A new API function, xmlCtxtSetMaxAmplification, allows parsing files that would otherwise trigger the protection of billions of laughs. The regex determinism checks have also been improved, and invalid XML Schemas that previous versions erroneously accepted will now be rejected.
This release has deprecated certain features such as the “xmlLastError” global, global parser options, and the old Windows build system. These features will no longer be supported in future versions of Libxml2.
In addition to deprecations, Libxml2 2.12.0 also comes with several bug fixes. For instance, the parser will no longer switch to ISO-8859-1 on encoding errors. The parser now supports encoded external PEs in entity values, and the line number is updated after coalescing text nodes. Furthermore, the parser now checks for truncated multi-byte sequences, ensuring that any encoding errors are detected early on.
Another notable update is that multiple top-level elements are now allowed in SAX2. This makes it easier to process XML documents containing multiple root elements.
The significant enhancements in this release are the optimization of xmlError structs to make them constant, which can provide a noticeable performance boost. Moreover, the xmlCurrentChar function has been improved by removing redundant checks, and the stack handling in xmlParseTryOrFinish has been fixed, making it more robust. Additionally, the parser now protects against quadratic default attribute expansion, which can prevent performance degradation in certain scenarios.

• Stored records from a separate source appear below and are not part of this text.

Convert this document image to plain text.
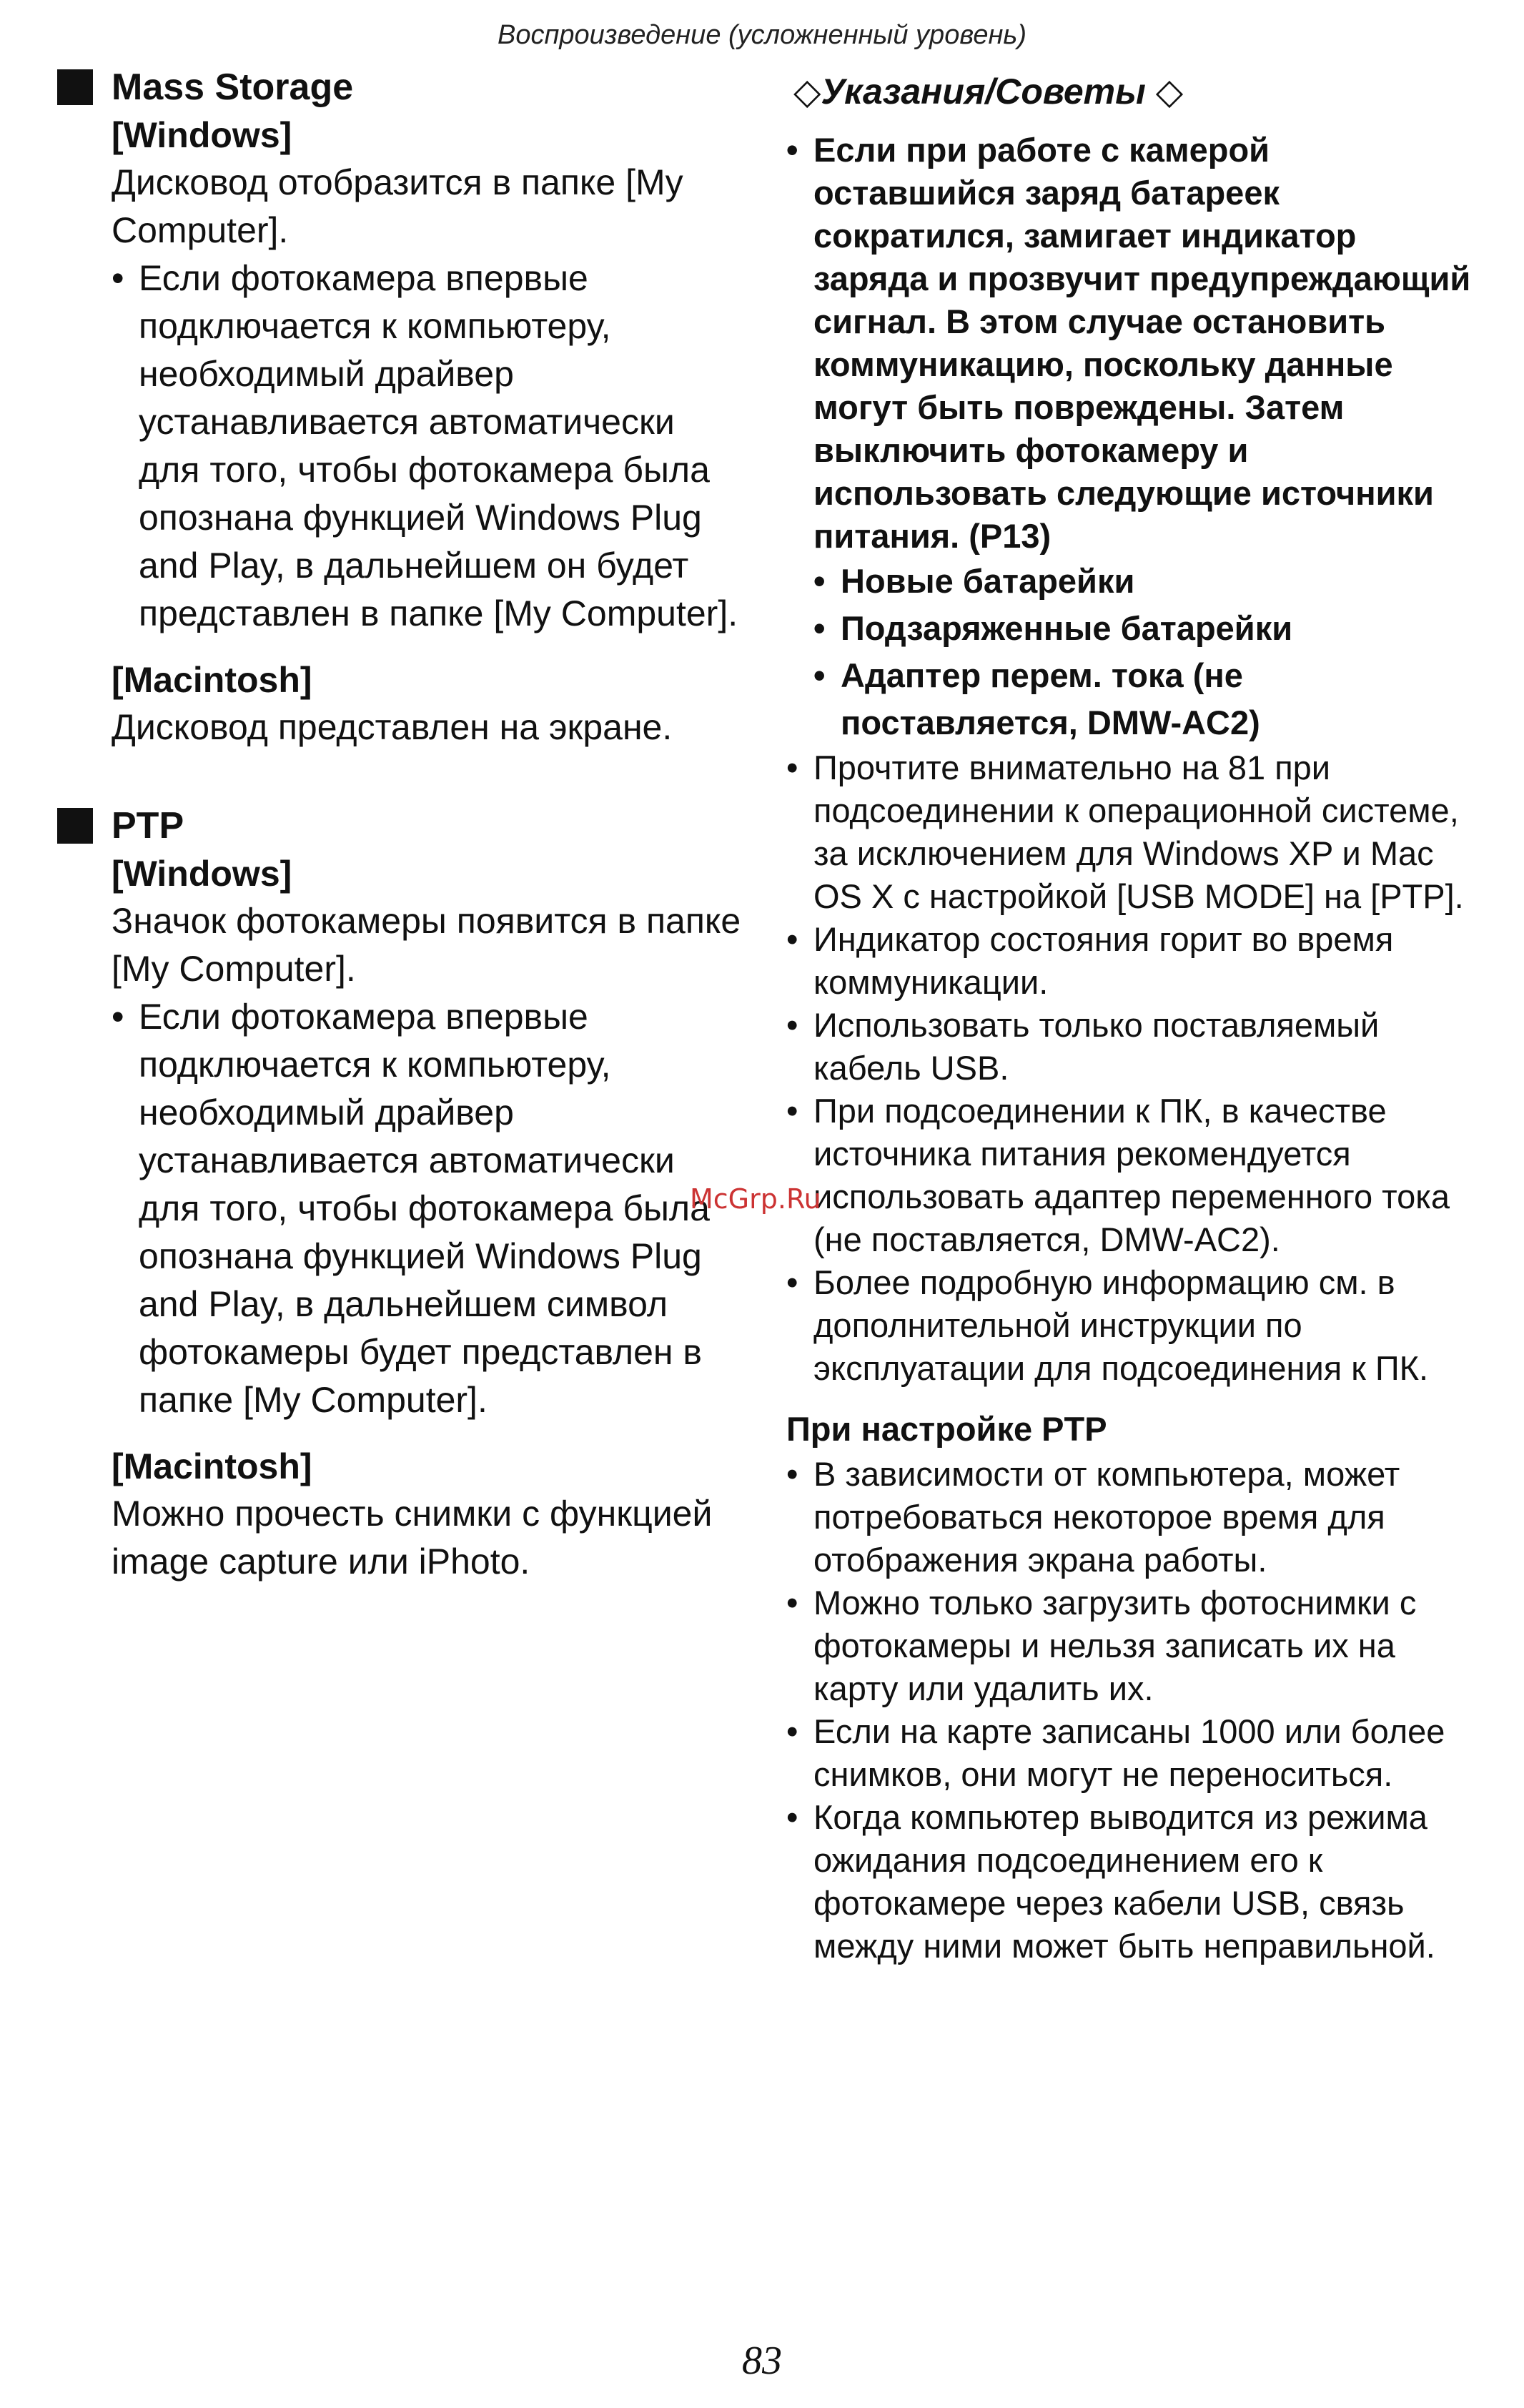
Воспроизведение (усложненный уровень)
Mass Storage
[Windows]
Дисковод отобразится в папке [My Computer].
• Если фотокамера впервые подключается к компьютеру, необходимый драйвер устанавливается автоматически для того, чтобы фотокамера была опознана функцией Windows Plug and Play, в дальнейшем он будет представлен в папке [My Computer].
[Macintosh]
Дисковод представлен на экране.
PTP
[Windows]
Значок фотокамеры появится в папке [My Computer].
• Если фотокамера впервые подключается к компьютеру, необходимый драйвер устанавливается автоматически для того, чтобы фотокамера была опознана функцией Windows Plug and Play, в дальнейшем символ фотокамеры будет представлен в папке [My Computer].
[Macintosh]
Можно прочесть снимки с функцией image capture или iPhoto.
◇Указания/Советы ◇
• Если при работе с камерой оставшийся заряд батареек сократился, замигает индикатор заряда и прозвучит предупреждающий сигнал. В этом случае остановить коммуникацию, поскольку данные могут быть повреждены. Затем выключить фотокамеру и использовать следующие источники питания. (P13)
• Новые батарейки
• Подзаряженные батарейки
• Адаптер перем. тока (не поставляется, DMW-AC2)
• Прочтите внимательно на 81 при подсоединении к операционной системе, за исключением для Windows XP и Mac OS X с настройкой [USB MODE] на [PTP].
• Индикатор состояния горит во время коммуникации.
• Использовать только поставляемый кабель USB.
• При подсоединении к ПК, в качестве источника питания рекомендуется использовать адаптер переменного тока (не поставляется, DMW-AC2).
• Более подробную информацию см. в дополнительной инструкции по эксплуатации для подсоединения к ПК.
При настройке PTP
• В зависимости от компьютера, может потребоваться некоторое время для отображения экрана работы.
• Можно только загрузить фотоснимки с фотокамеры и нельзя записать их на карту или удалить их.
• Если на карте записаны 1000 или более снимков, они могут не переноситься.
• Когда компьютер выводится из режима ожидания подсоединением его к фотокамере через кабели USB, связь между ними может быть неправильной.
McGrp.Ru
83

Other notable changes include adding public access to xmlFreeEntity, allowing for more flexibility in handling entities. The parser has also been updated to avoid undefined behavior in xmlParseStartTag2 and to improve error handling, making it more robust and reliable. Moreover, if available, the library has been updated to use thread-local storage, which can help improve performance in multi-threaded environments.

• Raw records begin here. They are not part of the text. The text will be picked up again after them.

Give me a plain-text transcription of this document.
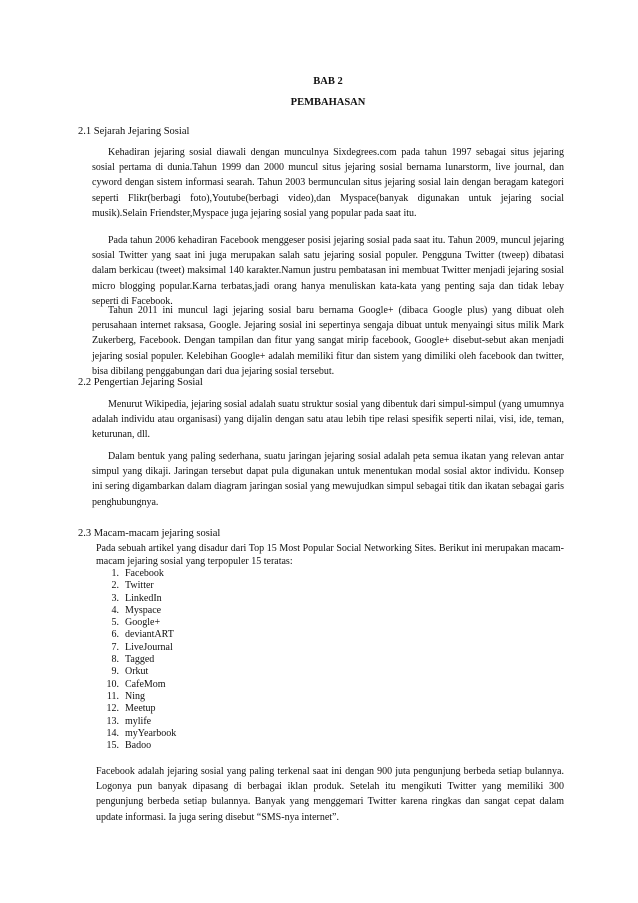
BAB 2
PEMBAHASAN
2.1 Sejarah Jejaring Sosial

Kehadiran jejaring sosial diawali dengan munculnya Sixdegrees.com pada tahun 1997 sebagai situs jejaring sosial pertama di dunia.Tahun 1999 dan 2000 muncul situs jejaring sosial bernama lunarstorm, live journal, dan cyword dengan sistem informasi searah. Tahun 2003 bermunculan situs jejaring sosial lain dengan beragam kategori seperti Flikr(berbagi foto),Youtube(berbagi video),dan Myspace(banyak digunakan untuk jejaring social musik).Selain Friendster,Myspace juga jejaring sosial yang popular pada saat itu.

Pada tahun 2006 kehadiran Facebook menggeser posisi jejaring sosial pada saat itu. Tahun 2009, muncul jejaring sosial Twitter yang saat ini juga merupakan salah satu jejaring sosial populer. Pengguna Twitter (tweep) dibatasi dalam berkicau (tweet) maksimal 140 karakter.Namun justru pembatasan ini membuat Twitter menjadi jejaring sosial micro blogging popular.Karna terbatas,jadi orang hanya menuliskan kata-kata yang penting saja dan tidak lebay seperti di Facebook.

Tahun 2011 ini muncul lagi jejaring sosial baru bernama Google+ (dibaca Google plus) yang dibuat oleh perusahaan internet raksasa, Google. Jejaring sosial ini sepertinya sengaja dibuat untuk menyaingi situs milik Mark Zukerberg, Facebook. Dengan tampilan dan fitur yang sangat mirip facebook, Google+ disebut-sebut akan menjadi jejaring sosial populer. Kelebihan Google+ adalah memiliki fitur dan sistem yang dimiliki oleh facebook dan twitter, bisa dibilang penggabungan dari dua jejaring sosial tersebut.

2.2 Pengertian Jejaring Sosial

Menurut Wikipedia, jejaring sosial adalah suatu struktur sosial yang dibentuk dari simpul-simpul (yang umumnya adalah individu atau organisasi) yang dijalin dengan satu atau lebih tipe relasi spesifik seperti nilai, visi, ide, teman, keturunan, dll.

Dalam bentuk yang paling sederhana, suatu jaringan jejaring sosial adalah peta semua ikatan yang relevan antar simpul yang dikaji. Jaringan tersebut dapat pula digunakan untuk menentukan modal sosial aktor individu. Konsep ini sering digambarkan dalam diagram jaringan sosial yang mewujudkan simpul sebagai titik dan ikatan sebagai garis penghubungnya.

2.3 Macam-macam jejaring sosial

Pada sebuah artikel yang disadur dari Top 15 Most Popular Social Networking Sites. Berikut ini merupakan macam-macam jejaring sosial yang terpopuler 15 teratas:

1. Facebook
2. Twitter
3. LinkedIn
4. Myspace
5. Google+
6. deviantART
7. LiveJournal
8. Tagged
9. Orkut
10. CafeMom
11. Ning
12. Meetup
13. mylife
14. myYearbook
15. Badoo

Facebook adalah jejaring sosial yang paling terkenal saat ini dengan 900 juta pengunjung berbeda setiap bulannya. Logonya pun banyak dipasang di berbagai iklan produk. Setelah itu mengikuti Twitter yang memiliki 300 pengunjung berbeda setiap bulannya. Banyak yang menggemari Twitter karena ringkas dan sangat cepat dalam update informasi. Ia juga sering disebut “SMS-nya internet”.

The latest release of Libxml2 also includes several bug fixes, such as the memory leak in xmlCompileAttributeTest and xmlXIncludeNewRef. The global state destruction on Windows has also been reworked, and the library now defines globals using macros, making it easier to manage global state.
The update focuses on enhancing portability, build systems, and tests while improving documentation.
One of the major highlights of this update is the improved compatibility with python3.12, thanks to Daniel Garcia Moreno. The build system has also been refined with the introduction of several features. Some of these features include the ability to check for static linking dependencies found in config files and the option to disable lzma support when using –with-minimum command on autotools.
The update also includes several bug fixes, such as removing some GCC warnings, handling of NOCONFIG case when setting locations from CMake target properties, and a fix on MinGW tests on Python.
The tests have been expanded to include testing xmlNextChar in testchar.c, extra tests starting with testparser.c, hash table tests, and streaming schema validation tests.
Additionally, the update includes a couple of improvements to the documentation, such as adding notes about runtest to MAINTAINERS.md, improving the documentation of configuration options, and allowing ‘unsigned’ without ‘int’.